The researchers collected data from 19 young male participants during an interaction with one of 19 female participants, who they did not know prior to the study. The male participants first completed a questionnaire to determine their attraction to and level of interest in the female participant with whom they had been paired. Male and female participants were then given a set of activities in which to engage, such as discussing different photographs and also discussing how young people should spend their time. The aim of this was to encourage interaction between them. The target behaviour for the male was to say, “I would like to see you again.” After the interaction, the male participants completed a further questionnaire to investigate changes in perceptions of attractiveness to the female and to identify any seductive moves they had used. The female participants also completed a questionnaire to assess her interest in the man.
Approximately one month later, the researchers conducted a follow-up study to see if participants had met up in the intervening time. For the couples who had met, the male was deemed to be successful, and for those that had not, the male was considered unsuccessful.
What did they find?
In terms of speech style, the researchers found the following. Firstly, the male participants’ seductive speech style differed from their normal speech style. For example, they used a higher pitch, at a higher intensity, and at an accelerated rate when asking their female partner to meet them again.
However, analysis of the voice patterns over time showed that seduction required flexible use of their voices in modulating their vocal profiles according to the interaction. The researchers suggest that males use an orotund voice in the initial phase of seduction in an attempt to impress a female. An orotund voice is one that is characterised by strength and clarity. Such a vocal style conveys, sociability, vitality, enthusiasm, and strength and is employed to attract the interest of a potential partner. The researchers termed this phase of the interaction vocal exhibition where males were trying to portray themselves in an attractive light.

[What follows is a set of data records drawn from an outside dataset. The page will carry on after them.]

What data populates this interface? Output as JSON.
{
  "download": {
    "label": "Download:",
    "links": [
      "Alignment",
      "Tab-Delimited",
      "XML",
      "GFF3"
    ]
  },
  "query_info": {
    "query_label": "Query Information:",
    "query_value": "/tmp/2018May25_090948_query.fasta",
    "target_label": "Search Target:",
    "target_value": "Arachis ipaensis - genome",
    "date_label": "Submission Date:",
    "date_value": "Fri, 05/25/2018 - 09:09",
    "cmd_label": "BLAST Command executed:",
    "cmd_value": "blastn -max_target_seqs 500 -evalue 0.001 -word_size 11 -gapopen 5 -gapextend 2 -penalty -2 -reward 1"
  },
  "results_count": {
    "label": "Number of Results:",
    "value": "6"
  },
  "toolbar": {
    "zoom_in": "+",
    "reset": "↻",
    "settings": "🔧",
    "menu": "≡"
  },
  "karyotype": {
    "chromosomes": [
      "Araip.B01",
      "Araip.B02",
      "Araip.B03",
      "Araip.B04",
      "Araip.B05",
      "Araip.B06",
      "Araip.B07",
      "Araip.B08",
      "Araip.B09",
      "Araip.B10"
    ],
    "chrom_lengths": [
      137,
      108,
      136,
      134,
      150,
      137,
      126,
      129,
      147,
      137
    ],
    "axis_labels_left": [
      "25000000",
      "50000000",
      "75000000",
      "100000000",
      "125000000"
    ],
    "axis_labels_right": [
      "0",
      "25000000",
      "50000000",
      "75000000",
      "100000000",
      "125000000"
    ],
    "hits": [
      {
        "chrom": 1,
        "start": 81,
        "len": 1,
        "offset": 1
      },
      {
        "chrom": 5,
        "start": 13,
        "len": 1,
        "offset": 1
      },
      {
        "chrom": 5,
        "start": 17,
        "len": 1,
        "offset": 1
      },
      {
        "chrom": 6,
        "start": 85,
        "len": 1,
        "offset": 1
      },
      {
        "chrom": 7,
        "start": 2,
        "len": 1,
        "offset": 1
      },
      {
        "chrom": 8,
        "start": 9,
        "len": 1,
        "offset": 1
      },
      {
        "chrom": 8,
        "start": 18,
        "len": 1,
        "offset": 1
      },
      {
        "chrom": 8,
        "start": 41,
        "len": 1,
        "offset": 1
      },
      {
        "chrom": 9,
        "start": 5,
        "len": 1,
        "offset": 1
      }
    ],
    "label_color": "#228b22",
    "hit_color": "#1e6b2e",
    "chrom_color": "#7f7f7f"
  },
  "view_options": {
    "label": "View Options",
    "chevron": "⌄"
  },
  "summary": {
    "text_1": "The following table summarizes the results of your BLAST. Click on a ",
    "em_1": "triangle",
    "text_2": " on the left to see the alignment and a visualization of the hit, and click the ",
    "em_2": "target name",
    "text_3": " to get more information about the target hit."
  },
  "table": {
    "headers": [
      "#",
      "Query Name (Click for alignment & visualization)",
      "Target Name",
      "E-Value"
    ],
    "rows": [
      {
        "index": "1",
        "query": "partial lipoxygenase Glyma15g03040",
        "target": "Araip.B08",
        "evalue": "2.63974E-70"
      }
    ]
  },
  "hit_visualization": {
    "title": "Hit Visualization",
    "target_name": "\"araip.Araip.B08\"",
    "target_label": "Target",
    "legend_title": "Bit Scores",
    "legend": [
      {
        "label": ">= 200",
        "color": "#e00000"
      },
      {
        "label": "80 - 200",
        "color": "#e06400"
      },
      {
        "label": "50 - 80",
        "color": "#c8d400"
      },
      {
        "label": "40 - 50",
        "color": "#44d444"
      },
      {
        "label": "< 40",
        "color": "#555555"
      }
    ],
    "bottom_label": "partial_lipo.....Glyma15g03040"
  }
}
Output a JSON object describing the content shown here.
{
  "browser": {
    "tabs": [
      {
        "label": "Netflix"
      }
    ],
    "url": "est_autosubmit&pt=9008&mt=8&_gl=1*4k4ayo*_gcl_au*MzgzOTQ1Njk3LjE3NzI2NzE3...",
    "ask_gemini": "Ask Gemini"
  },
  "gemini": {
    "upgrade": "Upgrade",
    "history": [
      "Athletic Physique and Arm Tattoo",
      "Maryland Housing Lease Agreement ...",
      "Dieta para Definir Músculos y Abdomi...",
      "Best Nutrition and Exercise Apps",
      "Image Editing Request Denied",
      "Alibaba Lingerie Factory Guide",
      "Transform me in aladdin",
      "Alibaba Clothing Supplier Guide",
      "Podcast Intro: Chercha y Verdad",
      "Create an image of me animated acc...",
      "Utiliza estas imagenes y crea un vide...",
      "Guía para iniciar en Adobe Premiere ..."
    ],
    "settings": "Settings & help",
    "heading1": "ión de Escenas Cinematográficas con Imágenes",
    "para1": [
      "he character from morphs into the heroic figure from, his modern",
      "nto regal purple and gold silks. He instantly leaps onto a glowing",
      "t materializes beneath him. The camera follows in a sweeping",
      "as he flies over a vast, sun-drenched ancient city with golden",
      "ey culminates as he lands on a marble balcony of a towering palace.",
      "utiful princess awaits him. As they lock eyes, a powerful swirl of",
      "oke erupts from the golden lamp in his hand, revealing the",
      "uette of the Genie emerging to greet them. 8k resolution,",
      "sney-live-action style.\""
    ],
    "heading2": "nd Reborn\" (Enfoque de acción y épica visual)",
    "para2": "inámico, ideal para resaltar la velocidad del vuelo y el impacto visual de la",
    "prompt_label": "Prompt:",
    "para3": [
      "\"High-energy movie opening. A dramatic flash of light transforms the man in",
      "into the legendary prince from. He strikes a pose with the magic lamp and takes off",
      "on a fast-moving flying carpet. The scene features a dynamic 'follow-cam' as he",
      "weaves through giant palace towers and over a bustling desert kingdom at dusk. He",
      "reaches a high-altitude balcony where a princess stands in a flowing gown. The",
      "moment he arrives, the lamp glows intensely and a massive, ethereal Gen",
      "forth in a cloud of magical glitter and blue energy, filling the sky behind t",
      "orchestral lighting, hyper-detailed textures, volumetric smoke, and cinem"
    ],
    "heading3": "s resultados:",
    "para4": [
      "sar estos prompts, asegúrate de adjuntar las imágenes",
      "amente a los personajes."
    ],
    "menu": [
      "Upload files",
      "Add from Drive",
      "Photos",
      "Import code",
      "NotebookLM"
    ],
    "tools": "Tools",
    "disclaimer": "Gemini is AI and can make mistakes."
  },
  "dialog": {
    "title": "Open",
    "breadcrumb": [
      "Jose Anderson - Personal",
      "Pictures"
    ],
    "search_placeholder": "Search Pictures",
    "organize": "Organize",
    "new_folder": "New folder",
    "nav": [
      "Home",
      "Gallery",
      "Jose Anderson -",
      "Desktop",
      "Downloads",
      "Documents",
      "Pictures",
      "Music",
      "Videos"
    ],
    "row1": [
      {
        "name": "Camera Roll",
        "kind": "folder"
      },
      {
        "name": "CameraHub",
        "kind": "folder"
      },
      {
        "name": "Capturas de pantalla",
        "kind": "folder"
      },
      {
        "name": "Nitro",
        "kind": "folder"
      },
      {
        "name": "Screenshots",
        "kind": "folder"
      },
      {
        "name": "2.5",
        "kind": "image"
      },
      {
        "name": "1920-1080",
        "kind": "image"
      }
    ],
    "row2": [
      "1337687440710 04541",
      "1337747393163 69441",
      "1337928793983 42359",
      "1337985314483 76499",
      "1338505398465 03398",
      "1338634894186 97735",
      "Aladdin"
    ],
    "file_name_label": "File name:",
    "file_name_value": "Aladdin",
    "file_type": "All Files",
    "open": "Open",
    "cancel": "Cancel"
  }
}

This initial phase, however, cannot last too long, as such a vocal pattern can become boring or annoying over time and may be perceived as arrogant. Therefore, in the subsequent phase, the male voice changes to become lower in volume and pitch in order to demonstrate tenderness and affability, indicating a more intimate and relaxed situation which is referred to as a self-disclosure voice. The researchers also observed a faster articulation rate throughout the interaction compared to normal speech, suggesting interest in the female.
Overall, the findings from this study indicate that a range of communicative patterns is used in seductive interactions. Males who were successful (met the female again after the initial interaction) showed greater flexibility in their communications than did males who were unsuccessful. Those who were successful showed a more substantial shift from using a higher pitch in the initial phase to a lower monotone profile in the final phase, compared to unsuccessful males who tended to maintain a medium pitch throughout.

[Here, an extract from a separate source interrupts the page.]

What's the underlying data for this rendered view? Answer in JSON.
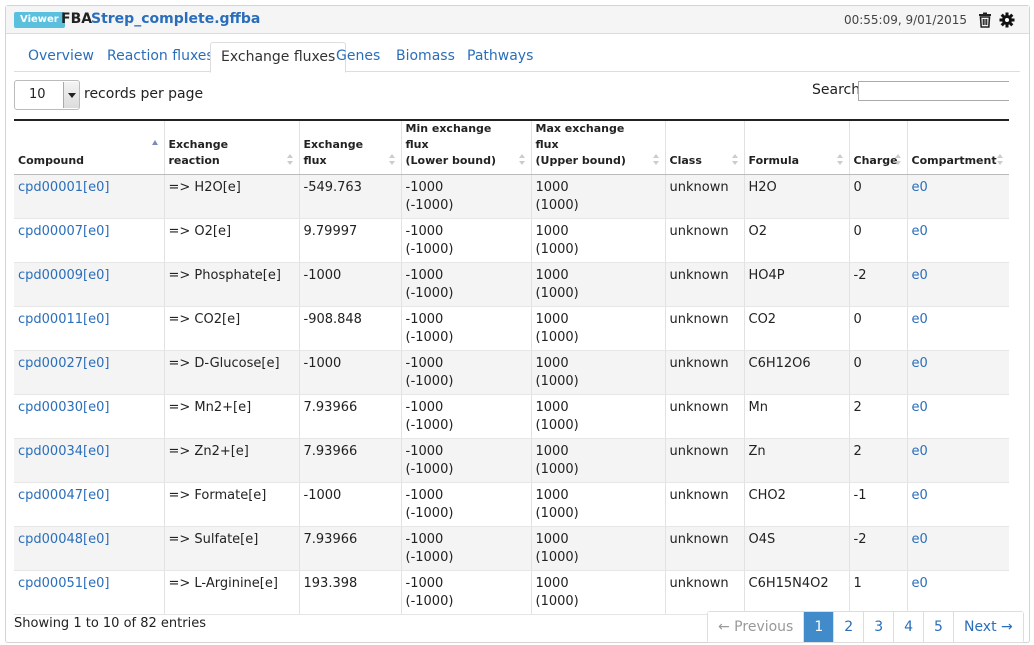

Successful males also demonstrated more variability in rates of articulation, paid more attention to and were more aware of the tone and rhythm of their voices compared to unsuccessful males. Furthermore, successful males appeared more capable of regulating their voices during the interaction.
Overall, the study indicates that in order to be successful in flirtatious interaction, flexible communication involving numerous vocal profiles is required and that males need to be conscious of the vocal patterns they employ.
Anolli, L & Ciceri, R (2002). Analysis of the Vocal Profiles of Male Seduction: From Exhibition to Self-Disclosure. The Journal of General Psychology, 129, (2), 149-169.